Tokyo | February 2011
JPY 1,679; JPY 394 (USD 4.84, EUR 3.51) for food.
This is based on per capita per-day basis of Japan’s relative poverty line, average low-income household disposable income spent on food (excluding beverages, eating out and cooked meals).
Japan announced its poverty rate for the first time in October 2009, stating that 15.7% of the population fell below the poverty line in 2006, rising from 14.9% in 2003. The relative poverty rate for children was 14.2%. Japan’s social security expenditure was 24.4% of its national income in 2009; about 70% of this was for elderly benefits. The elderly are also helped through long-term care insurance system, which has over 3.8 million users. All citizens belong to a public medical insurance system, and the government has implemented compulsory 9-years of schooling, which is free at national and public schools.
Japan follows the relative poverty line defined by the Organization for Economic Cooperation and Development, which is half of the median national disposable income. Taking into account the relative income approach (instead of an absolute poverty based on basic needs expenditure), and the higher standards of living involving non-food consumption, our project focused on the food expenditure of low-income households.

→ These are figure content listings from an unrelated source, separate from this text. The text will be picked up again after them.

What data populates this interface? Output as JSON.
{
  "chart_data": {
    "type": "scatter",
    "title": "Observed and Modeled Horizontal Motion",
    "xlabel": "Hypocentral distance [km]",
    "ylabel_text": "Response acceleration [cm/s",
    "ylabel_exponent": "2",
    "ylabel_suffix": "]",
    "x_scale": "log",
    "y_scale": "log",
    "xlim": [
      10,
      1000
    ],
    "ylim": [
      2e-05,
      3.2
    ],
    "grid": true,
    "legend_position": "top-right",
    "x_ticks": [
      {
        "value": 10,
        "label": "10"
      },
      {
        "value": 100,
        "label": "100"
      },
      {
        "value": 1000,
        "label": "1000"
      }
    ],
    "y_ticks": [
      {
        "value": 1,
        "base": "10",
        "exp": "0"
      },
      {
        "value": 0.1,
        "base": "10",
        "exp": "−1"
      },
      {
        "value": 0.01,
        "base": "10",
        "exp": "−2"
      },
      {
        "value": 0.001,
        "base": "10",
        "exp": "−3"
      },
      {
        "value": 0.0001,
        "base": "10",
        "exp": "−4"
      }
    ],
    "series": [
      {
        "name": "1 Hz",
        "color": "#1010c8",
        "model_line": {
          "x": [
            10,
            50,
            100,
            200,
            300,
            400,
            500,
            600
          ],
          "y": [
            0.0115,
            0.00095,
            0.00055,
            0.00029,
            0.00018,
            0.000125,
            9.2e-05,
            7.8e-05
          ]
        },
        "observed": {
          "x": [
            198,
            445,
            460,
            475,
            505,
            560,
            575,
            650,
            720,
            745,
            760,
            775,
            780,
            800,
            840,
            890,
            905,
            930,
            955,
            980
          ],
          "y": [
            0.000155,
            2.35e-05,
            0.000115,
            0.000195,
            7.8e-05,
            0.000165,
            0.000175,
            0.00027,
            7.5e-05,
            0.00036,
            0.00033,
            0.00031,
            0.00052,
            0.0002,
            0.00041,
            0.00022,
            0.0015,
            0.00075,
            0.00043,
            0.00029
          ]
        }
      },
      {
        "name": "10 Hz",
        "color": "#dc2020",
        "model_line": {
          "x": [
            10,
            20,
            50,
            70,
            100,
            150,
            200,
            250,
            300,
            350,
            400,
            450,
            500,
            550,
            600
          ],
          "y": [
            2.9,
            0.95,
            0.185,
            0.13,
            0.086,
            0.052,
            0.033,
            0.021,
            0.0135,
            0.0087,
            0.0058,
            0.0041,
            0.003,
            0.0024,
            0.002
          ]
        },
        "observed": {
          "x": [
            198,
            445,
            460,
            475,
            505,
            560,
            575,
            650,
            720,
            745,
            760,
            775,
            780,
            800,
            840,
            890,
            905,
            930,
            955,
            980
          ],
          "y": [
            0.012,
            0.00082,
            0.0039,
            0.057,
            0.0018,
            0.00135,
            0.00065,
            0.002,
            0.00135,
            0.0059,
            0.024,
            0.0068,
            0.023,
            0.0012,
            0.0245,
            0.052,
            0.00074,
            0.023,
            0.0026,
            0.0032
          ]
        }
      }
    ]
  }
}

The average household size of the lowest income quintile was 1.86. Poverty information is under the purview of the Ministry of Health, Labour and Welfare, which runs the National Livelihood Survey, and household income distribution data is also collected by the Statistics Bureau, through the National Survey of Family Income and Expenditure.
Note: Latest available standards and exchange rates were taken as of February 2011, when the photography was undertaken.